There are too many edges, we are showing all 136*136 co-expression links, so the resulting graph looks like a hairball.
All of the links have the same thickness, color, and opacity, so we cannot tell which links are stronger or weaker.
All of the nodes are colored the same, so we cannot tell which come from each module.
All of the nodes are labeled, so this may be too much information to effectively display at once.

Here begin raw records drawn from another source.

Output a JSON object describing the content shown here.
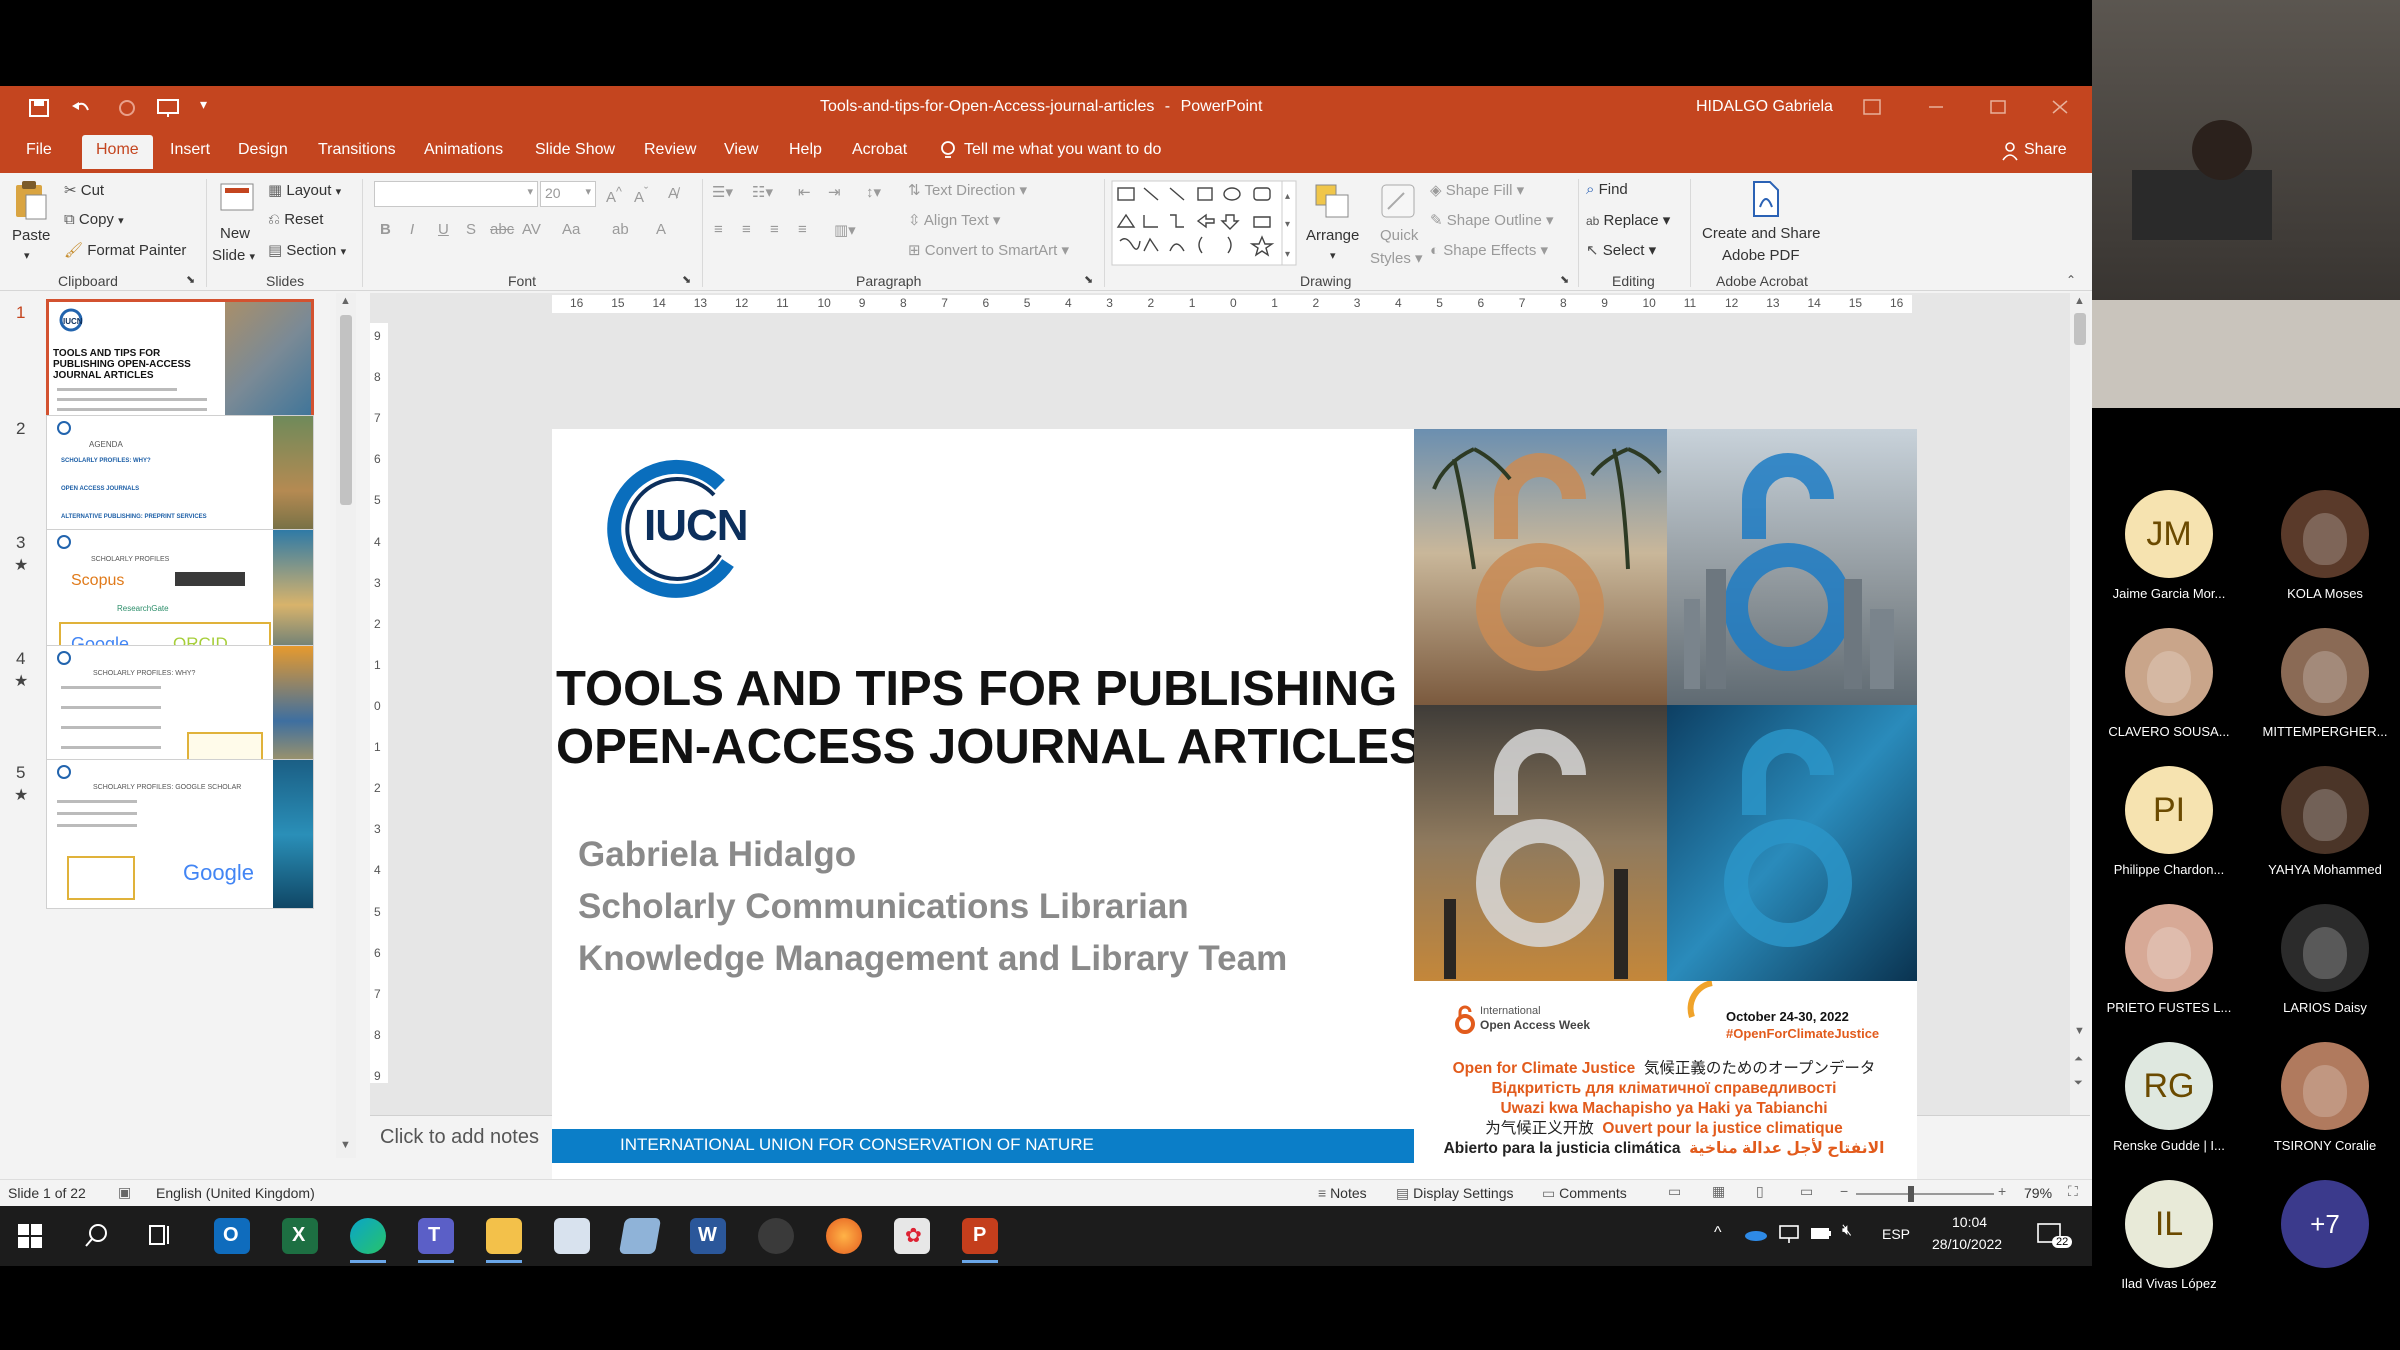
{
  "app": {
    "document_title": "Tools-and-tips-for-Open-Access-journal-articles",
    "app_name": "PowerPoint",
    "separator": "-",
    "user": "HIDALGO Gabriela"
  },
  "menu": [
    "File",
    "Home",
    "Insert",
    "Design",
    "Transitions",
    "Animations",
    "Slide Show",
    "Review",
    "View",
    "Help",
    "Acrobat"
  ],
  "tell_me": "Tell me what you want to do",
  "share": "Share",
  "ribbon": {
    "clipboard": {
      "paste": "Paste",
      "cut": "Cut",
      "copy": "Copy",
      "format_painter": "Format Painter",
      "label": "Clipboard"
    },
    "slides": {
      "new_slide_1": "New",
      "new_slide_2": "Slide",
      "layout": "Layout",
      "reset": "Reset",
      "section": "Section",
      "label": "Slides"
    },
    "font": {
      "size": "20",
      "label": "Font"
    },
    "paragraph": {
      "text_direction": "Text Direction",
      "align_text": "Align Text",
      "convert": "Convert to SmartArt",
      "label": "Paragraph"
    },
    "drawing": {
      "arrange": "Arrange",
      "quick_styles_1": "Quick",
      "quick_styles_2": "Styles",
      "shape_fill": "Shape Fill",
      "shape_outline": "Shape Outline",
      "shape_effects": "Shape Effects",
      "label": "Drawing"
    },
    "editing": {
      "find": "Find",
      "replace": "Replace",
      "select": "Select",
      "label": "Editing"
    },
    "acrobat": {
      "create_1": "Create and Share",
      "create_2": "Adobe PDF",
      "label": "Adobe Acrobat"
    }
  },
  "thumbnails": [
    {
      "num": "1",
      "starred": false
    },
    {
      "num": "2",
      "starred": false
    },
    {
      "num": "3",
      "starred": true
    },
    {
      "num": "4",
      "starred": true
    },
    {
      "num": "5",
      "starred": true
    }
  ],
  "thumb_text": {
    "t1_title": "TOOLS AND TIPS FOR PUBLISHING OPEN-ACCESS JOURNAL ARTICLES",
    "t2_title": "AGENDA",
    "t2_items": [
      "SCHOLARLY PROFILES: WHY?",
      "OPEN ACCESS JOURNALS",
      "ALTERNATIVE PUBLISHING: PREPRINT SERVICES"
    ],
    "t3_title": "SCHOLARLY PROFILES",
    "t3_logos": [
      "Scopus",
      "ResearchGate",
      "Google",
      "ORCID"
    ],
    "t4_title": "SCHOLARLY PROFILES: WHY?",
    "t5_title": "SCHOLARLY PROFILES: GOOGLE SCHOLAR",
    "t5_logo": "Google",
    "star": "★"
  },
  "slide": {
    "logo_text": "IUCN",
    "title_line1": "TOOLS AND TIPS FOR PUBLISHING",
    "title_line2": "OPEN-ACCESS JOURNAL ARTICLES",
    "author": "Gabriela Hidalgo",
    "role": "Scholarly Communications Librarian",
    "team": "Knowledge Management and Library Team",
    "footer": "INTERNATIONAL UNION FOR CONSERVATION OF NATURE",
    "oa_week_1": "International",
    "oa_week_2": "Open Access Week",
    "dates": "October 24-30, 2022",
    "hashtag": "#OpenForClimateJustice",
    "langs": [
      {
        "text": "Open for Climate Justice",
        "color": "#e25b1c"
      },
      {
        "text": "気候正義のためのオープンデータ",
        "color": "#222222"
      },
      {
        "text": "Відкритість для кліматичної справедливості",
        "color": "#e25b1c"
      },
      {
        "text": "Uwazi kwa Machapisho ya Haki ya Tabianchi",
        "color": "#e25b1c"
      },
      {
        "text": "为气候正义开放",
        "color": "#222222"
      },
      {
        "text": "Ouvert pour la justice climatique",
        "color": "#e25b1c"
      },
      {
        "text": "Abierto para la justicia climática",
        "color": "#222222"
      },
      {
        "text": "الانفتاح لأجل عدالة مناخية",
        "color": "#e25b1c"
      }
    ]
  },
  "ruler_h": [
    "16",
    "15",
    "14",
    "13",
    "12",
    "11",
    "10",
    "9",
    "8",
    "7",
    "6",
    "5",
    "4",
    "3",
    "2",
    "1",
    "0",
    "1",
    "2",
    "3",
    "4",
    "5",
    "6",
    "7",
    "8",
    "9",
    "10",
    "11",
    "12",
    "13",
    "14",
    "15",
    "16"
  ],
  "ruler_v": [
    "9",
    "8",
    "7",
    "6",
    "5",
    "4",
    "3",
    "2",
    "1",
    "0",
    "1",
    "2",
    "3",
    "4",
    "5",
    "6",
    "7",
    "8",
    "9"
  ],
  "notes_placeholder": "Click to add notes",
  "status": {
    "slide": "Slide 1 of 22",
    "language": "English (United Kingdom)",
    "notes": "Notes",
    "display": "Display Settings",
    "comments": "Comments",
    "zoom": "79%"
  },
  "taskbar": {
    "lang": "ESP",
    "time": "10:04",
    "date": "28/10/2022",
    "notif": "22"
  },
  "participants": [
    {
      "initials": "JM",
      "name": "Jaime Garcia Mor...",
      "color": "#f6e3b0",
      "photo": false
    },
    {
      "initials": "",
      "name": "KOLA Moses",
      "color": "#5a3a2a",
      "photo": true
    },
    {
      "initials": "",
      "name": "CLAVERO SOUSA...",
      "color": "#c9a58a",
      "photo": true
    },
    {
      "initials": "",
      "name": "MITTEMPERGHER...",
      "color": "#8a6a55",
      "photo": true
    },
    {
      "initials": "PI",
      "name": "Philippe Chardon...",
      "color": "#f6e3b0",
      "photo": false
    },
    {
      "initials": "",
      "name": "YAHYA Mohammed",
      "color": "#4b3528",
      "photo": true
    },
    {
      "initials": "",
      "name": "PRIETO FUSTES L...",
      "color": "#d7a996",
      "photo": true
    },
    {
      "initials": "",
      "name": "LARIOS Daisy",
      "color": "#2b2b2b",
      "photo": true
    },
    {
      "initials": "RG",
      "name": "Renske Gudde | I...",
      "color": "#dfe8e0",
      "photo": false
    },
    {
      "initials": "",
      "name": "TSIRONY Coralie",
      "color": "#b07a5e",
      "photo": true
    },
    {
      "initials": "IL",
      "name": "Ilad Vivas López",
      "color": "#e8ead8",
      "photo": false
    },
    {
      "initials": "+7",
      "name": "",
      "color": "#3b3a8c",
      "photo": false
    }
  ]
}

Let’s try to fix some of these problems. Next we will set the edges opacity (alpha) by the co-expression strength using geom_edge_link and we will color the nodes by each gene’s assigned module using geom_node_point. With igrah, we can use V(graph) to set attributes for the network’s nodes, in order to add the module information to the graph.

# set up the graph object with igraph & tidygraph
graph <- cur_TOM %>% 
  igraph::graph_from_adjacency_matrix(mode='undirected', weighted=TRUE) %>% 
  tidygraph::as_tbl_graph(directed=FALSE) %>% 
  tidygraph::activate(nodes) 

# add the module name to the graph:
V(graph)$module <- modules[V(graph)$name,'module']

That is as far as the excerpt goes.